Some smart folks we track are already sounding caution:
- Macro Charts@MacroCharts – Jan 21 – EEM traders are chasing one of the biggest FOMO spikes in history. “Sell USD / Buy EM” are among the top consensus trades for 2023 – no one sees downside risks. Many other years began with similar euphoria. Things didn’t go well. Beware consensus trades.
4. Most Dangerous statement of the week (or year)
While the above-quoted statement of Fed honcho Waller might lead to a stock rally next week, we consider it to be a dangerous sign of the over-confidence that seems to pervade this Fed. Let us re-state the statement that was quoted by @ConvertBond:
- “IF WE ARE WRONG THIS YEAR, IT WILL BE MUCH EASIER TO CUT RATES”
This matches the arrogance displayed by Fed Chair Bernanke in 2007 as they stayed tight. When their policy backfired, Bernanke kept cutting rates with abandon to no real effect. A steep recession was the result of Bernanke’s over-confidence in 2007.
It seems from Waller’s statement that this Fed is just as over-confident as Bernanke was when today’s Fed should be much more wary knowing what happened in 2007-2008 & understanding today’s recession might more much more global than the one in 2007-2008.
As Tom McClellan writes in his article Eurodollar COT Model Calls for July 2023 Top For Short Term Rates:
- “The recent rise, though, has matched the message of this model.
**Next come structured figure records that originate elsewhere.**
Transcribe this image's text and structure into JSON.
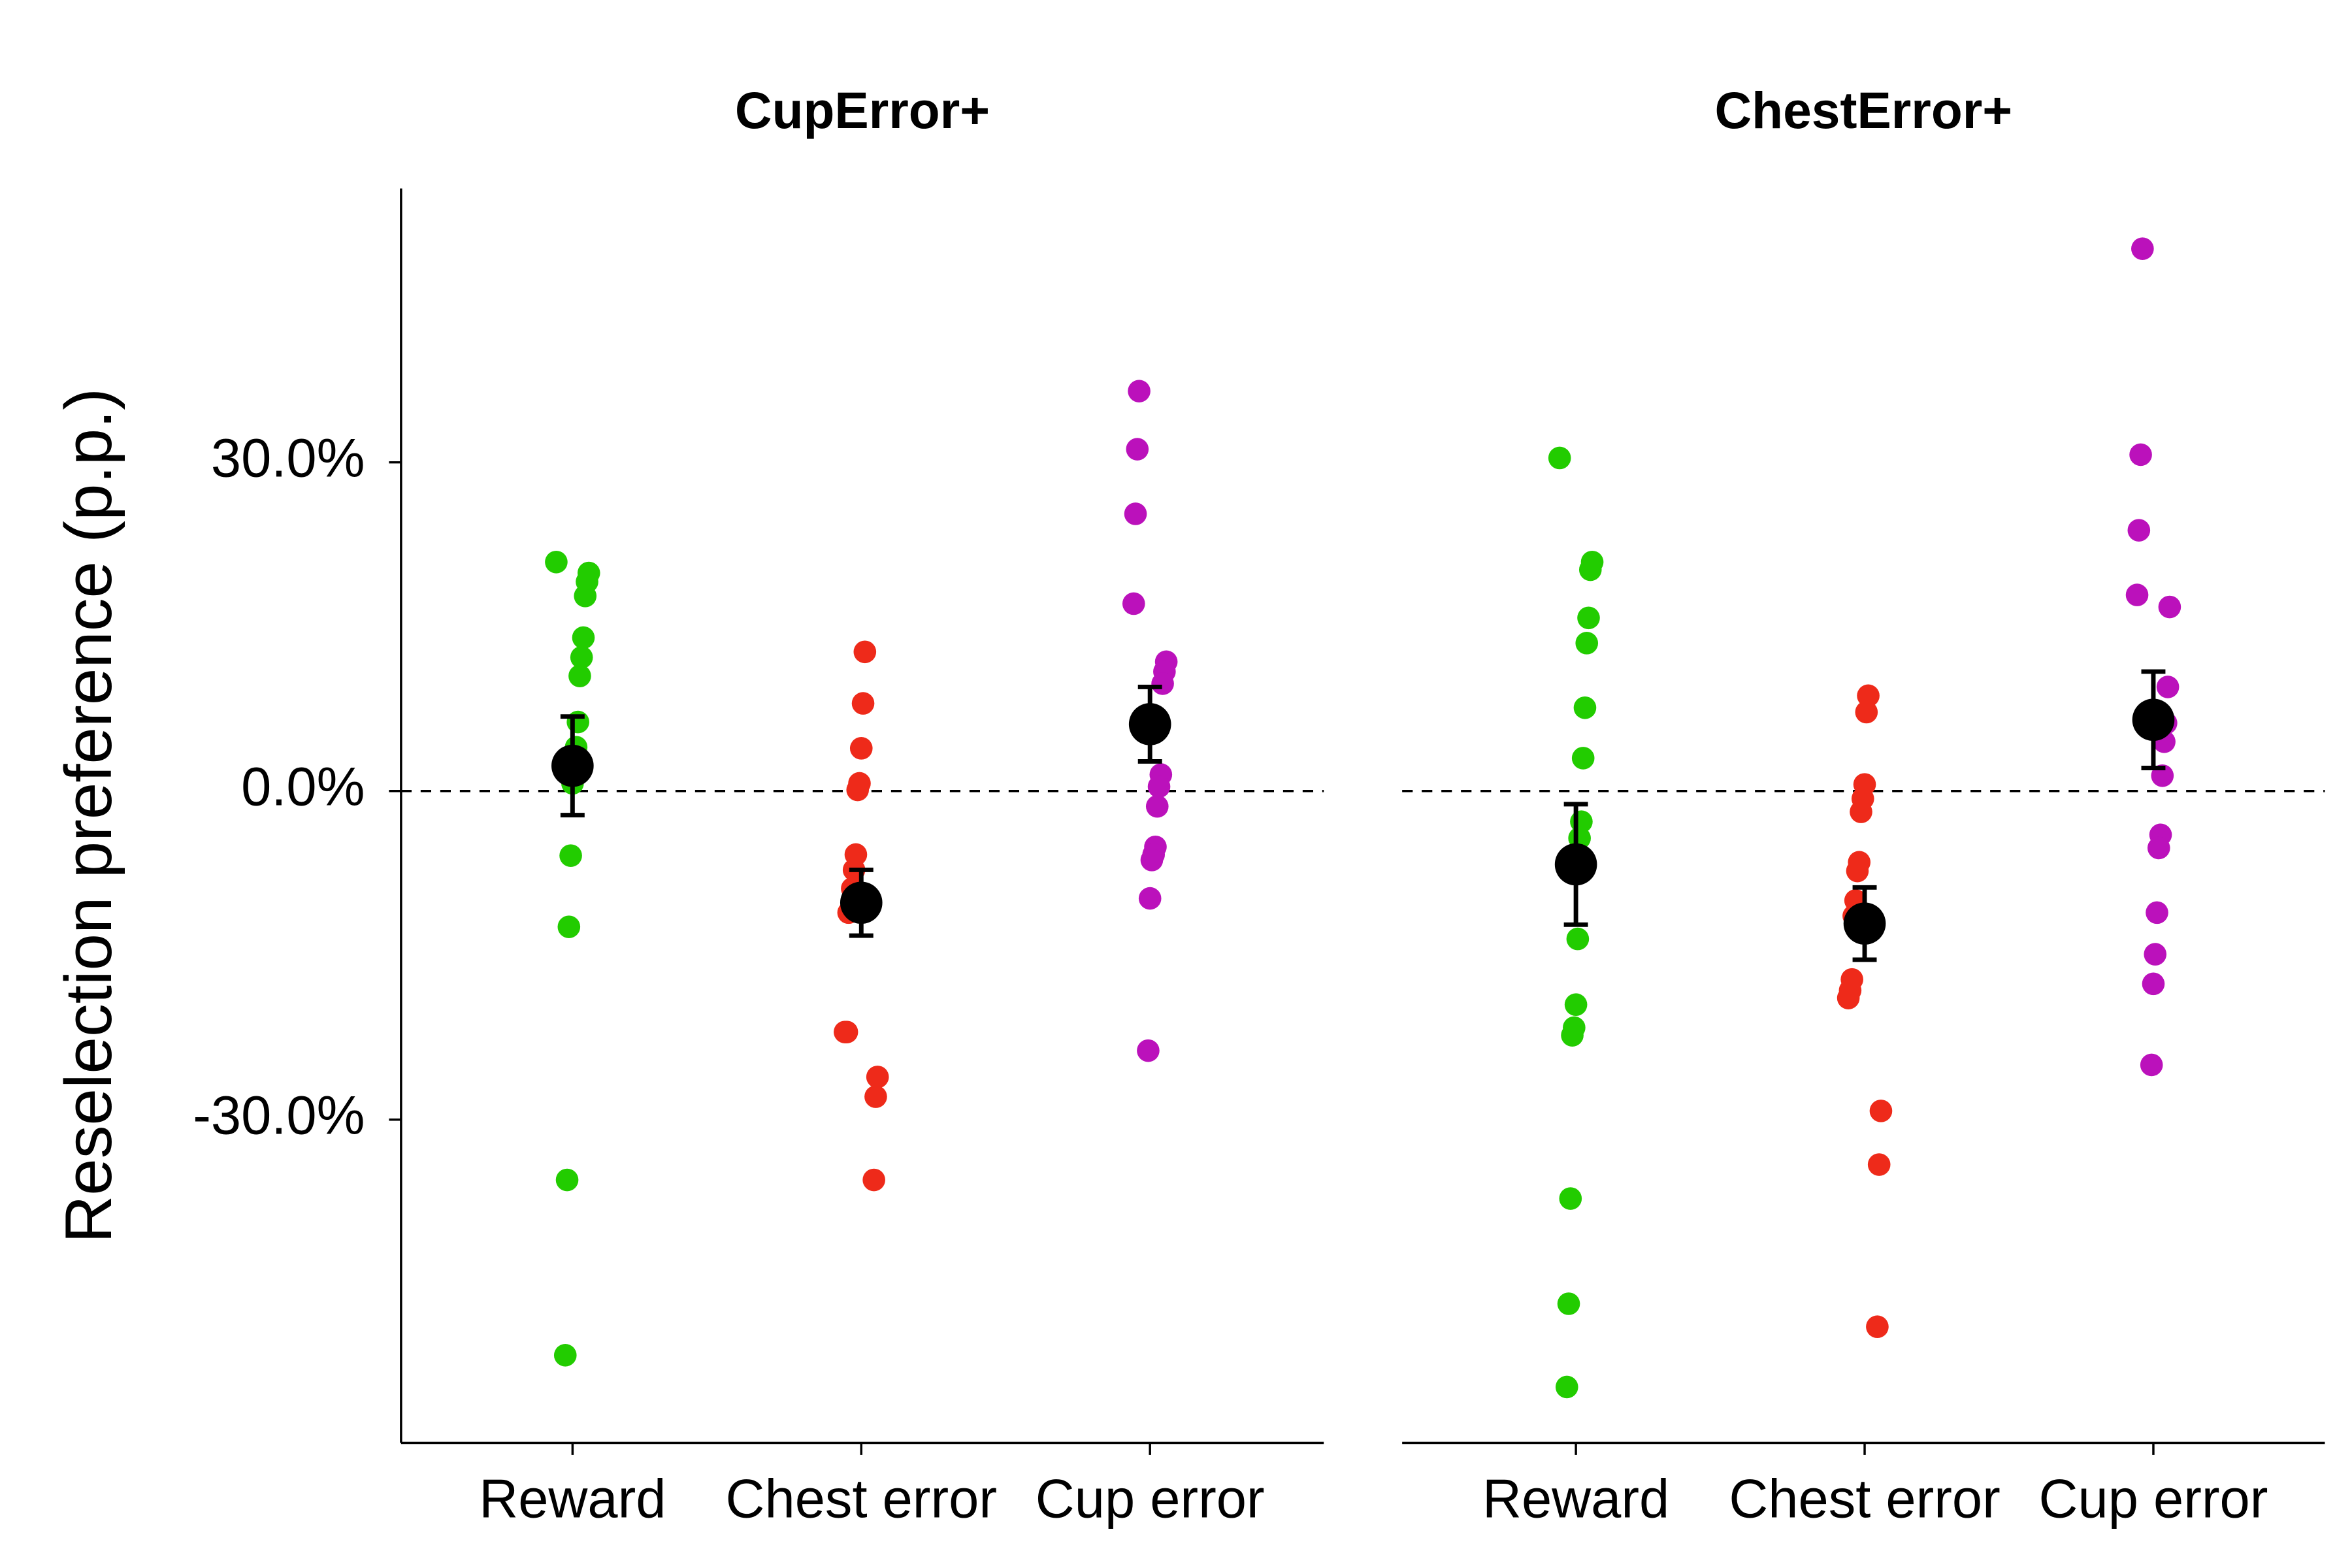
{
  "chart_data": [
    {
      "type": "strip",
      "title": "CupError+",
      "ylabel": "Reselection preference (p.p.)",
      "categories": [
        "Reward",
        "Chest error",
        "Cup error"
      ],
      "ylim": [
        -59.5,
        55
      ],
      "yticks": [
        {
          "value": -30,
          "label": "-30.0%"
        },
        {
          "value": 0,
          "label": "0.0%"
        },
        {
          "value": 30,
          "label": "30.0%"
        }
      ],
      "reference_line": 0,
      "series": [
        {
          "color": "#22cc00",
          "values": [
            20.9,
            19.9,
            19.1,
            17.8,
            14.0,
            12.2,
            10.5,
            6.3,
            4.0,
            1.8,
            0.7,
            -5.9,
            -12.4,
            -35.5,
            -51.5
          ],
          "mean": 2.3,
          "error": 4.5
        },
        {
          "color": "#ee2a1a",
          "values": [
            12.7,
            8.0,
            3.9,
            0.7,
            0.1,
            -5.8,
            -7.2,
            -8.9,
            -10.9,
            -11.1,
            -22.0,
            -22.0,
            -26.1,
            -27.9,
            -35.5
          ],
          "mean": -10.2,
          "error": 3.0
        },
        {
          "color": "#bb11bb",
          "values": [
            36.5,
            31.2,
            25.3,
            17.1,
            11.8,
            10.9,
            9.8,
            1.5,
            0.4,
            -1.4,
            -5.1,
            -5.8,
            -6.3,
            -9.8,
            -23.7
          ],
          "mean": 6.1,
          "error": 3.4
        }
      ]
    },
    {
      "type": "strip",
      "title": "ChestError+",
      "categories": [
        "Reward",
        "Chest error",
        "Cup error"
      ],
      "ylim": [
        -59.5,
        55
      ],
      "reference_line": 0,
      "series": [
        {
          "color": "#22cc00",
          "values": [
            30.4,
            20.9,
            20.2,
            15.8,
            13.5,
            7.6,
            3.0,
            -2.8,
            -4.3,
            -13.5,
            -19.5,
            -21.6,
            -22.3,
            -37.2,
            -46.8,
            -54.4
          ],
          "mean": -6.7,
          "error": 5.5
        },
        {
          "color": "#ee2a1a",
          "values": [
            8.7,
            7.2,
            0.6,
            -0.7,
            -1.9,
            -6.5,
            -7.3,
            -10.0,
            -11.4,
            -17.2,
            -18.2,
            -18.9,
            -29.2,
            -34.1,
            -48.9
          ],
          "mean": -12.1,
          "error": 3.3
        },
        {
          "color": "#bb11bb",
          "values": [
            49.5,
            30.7,
            23.8,
            17.9,
            16.8,
            9.5,
            6.2,
            4.5,
            1.4,
            -4.0,
            -5.2,
            -11.1,
            -14.9,
            -17.6,
            -25.0
          ],
          "mean": 6.5,
          "error": 4.4
        }
      ]
    }
  ]
}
And there should still be more room for short term rates to keep climbing, as the Fed officials live up to their recent promises and keep hiking rates even though they should stop. This model says that the peak is ideally due in July 2023, but I would take that information as being extremely approximate. More meaningful is the message that by autumn 2023, short term rates should be coming down with some urgency, presumably resulting from the Fed officials realizing by then that they really did take things too far.”
5. Isn’t Class a 5-letter word?
Absolutely. And not just any word, but your pick of “Jalen” or “Hurts” or both. Every college football rasik remembers how Tua Tagovailoa was inserted to rescue the Alabama-Georgia national championship game. Jalen Hurts supported that move by saying “Tua” is the IT-quarterback. Jalen accepted his back up role the following year and stepped in to defeat Georgia in the Alabama-Georgia game by his running. Then he transferred to Oklahoma where he became a better QB under Lincoln Riley. To our knowledge, he never expressed hurt feelings or a negative word, accepting whatever was deemed good for the team. A true & absolute class act.
While Tua, Herbert were top draft picks, Jalen was not drafted until the 5th round. He kept working hard, never bemoaning his luck or fortunes of others. What a Class Act. Now everyone realizes that and understands how patient, dedicated high level of work & learning pays off. He played sensationally against our NY Giants and is, in our opinion, the MVP of Philadelphia Eagles. We could not be happier for him.
A true 5-letter embodiment of Class!